Wilkerson is a Retired Army Colonel, the former Chief of Staff at the State Department from 2002 to 2005 under then Secretary of State Colin Powell, a Vietnam War veteran, the former Acting Director of the Marine Corps War College at Quantico, and currently a teacher of national security at William and Mary College.

The program, On Point, was hosted by Tom Ashbrook, who focused the discussion on a need for greater public accountability for the Iraq War, but who maintained that the public was not outraged or interested. (Ashbrook should read some polls and invite on organizers of the impeachment movement.)

Also on the program was Ken Adelman, who promoted the war and said it would be "a cakewalk". Adelman argued a case for not holding public officials accountable.

Wilkerson said in early comments on the show: "This administration doesn't know how to effect accountability in my opinion." But he did not raise the possibility of impeachment until after a member of the audience had phoned in.

The first caller who was put on the air demanded an investigation of the lies that launched the war, and asked for accountability "all the way up." In response to Adelman's claims that history would hold people accountable, the caller said "I would love to have a job where, worst case scenario, my historical record is flawed."

Ashbrook framed the question in terms of alleged limitations of the U.S. political system, and Wilkerson replied: "Well I do think that that's a reality of our system.
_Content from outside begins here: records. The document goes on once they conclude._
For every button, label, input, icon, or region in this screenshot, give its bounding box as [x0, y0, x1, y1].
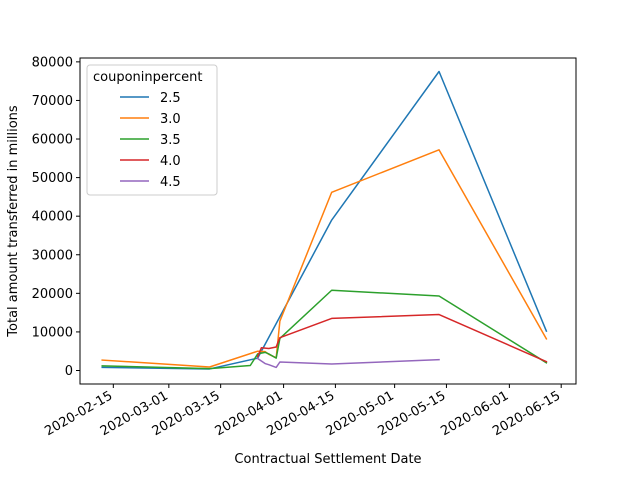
series-line-4-0 [256, 313, 548, 363]
legend-label: 4.0 [160, 154, 181, 169]
plot-lines [101, 70, 548, 370]
x-axis: 2020-02-152020-03-012020-03-152020-04-01… [42, 384, 563, 439]
x-axis-label: Contractual Settlement Date [234, 452, 421, 467]
y-axis: 0 10000 20000 30000 40000 50000 60000 70000 8000… [32, 55, 80, 379]
y-tick-label: 0 [65, 364, 73, 379]
legend: couponinpercent 2.5 3.0 3.5 4.0 4.5 [86, 64, 218, 196]
legend-box [86, 64, 218, 196]
series-line-3-5 [101, 289, 548, 370]
legend-label: 2.5 [160, 91, 181, 106]
series-line-4-5 [256, 357, 440, 369]
y-tick-label: 80000 [32, 55, 73, 70]
y-tick-label: 10000 [32, 325, 73, 340]
y-tick-label: 60000 [32, 133, 73, 148]
y-tick-label: 70000 [32, 94, 73, 109]
legend-items: 2.5 3.0 3.5 4.0 4.5 [120, 91, 181, 190]
legend-label: 3.0 [160, 112, 181, 127]
y-tick-label: 20000 [32, 287, 73, 302]
y-tick-label: 40000 [32, 210, 73, 225]
plot-frame [79, 57, 577, 385]
legend-title: couponinpercent [93, 70, 202, 85]
y-tick-label: 30000 [32, 248, 73, 263]
y-tick-label: 50000 [32, 171, 73, 186]
legend-label: 3.5 [160, 133, 181, 148]
legend-label: 4.5 [160, 175, 181, 190]
y-axis-label: Total amount transferred in millions [6, 105, 21, 338]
However, let me back up just a minute and say that I really do think that our founding fathers, Hamilton, Washington, Monroe, Madison, would all be astounded that over the course of our short history as a country, 200 plus years, we haven't used that little two to three lines in Article II of the Constitution more frequently, the impeachment clause. I do believe that they would have thought had they been asked by you or whomever at the time of the Constitutional Convention in Philadelphia 'Do you think this will be exercised?' they would have said 'Of course it will, every generation they'll have to throw some bastard out'. That's a form of accountability too. It's ultimate accountability."

After an interruption, Wilkerson continued: "The language in that article, the language in those two or three lines about impeachment is nice and precise - it's high crimes and misdemeanors. You compare Bill Clinton's peccadilloes for which he was impeached to George Bush's high crimes and misdemeanors or Dick Cheney's high crimes and misdemeanors, and I think they pale in significance."
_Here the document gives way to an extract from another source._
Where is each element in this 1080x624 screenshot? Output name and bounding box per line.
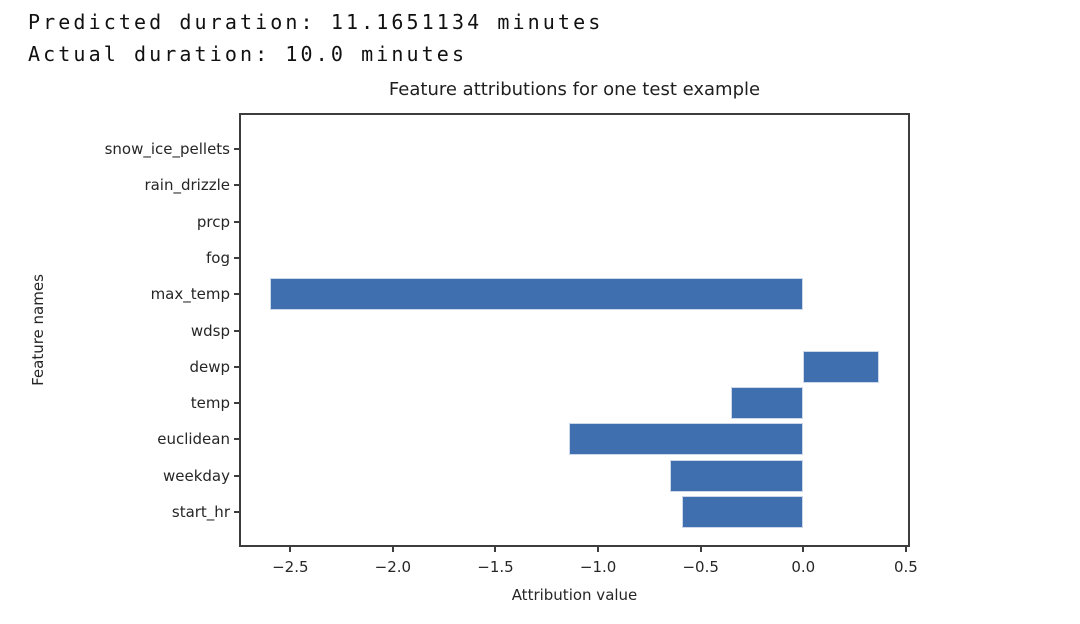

Ashbrook asked for some examples of such high crimes and misdemeanors, and Wilkerson replied: "I think that the caller was right. I think we went into this war for specious reasons. I think we went into this war not too much unlike the way we went into the Spanish American War with the Hearst press essentially goading the American people and the leadership into war. That was a different time in a different culture, in a different America. We're in a very different place today and I think we essentially got goaded into the war through some of the same means."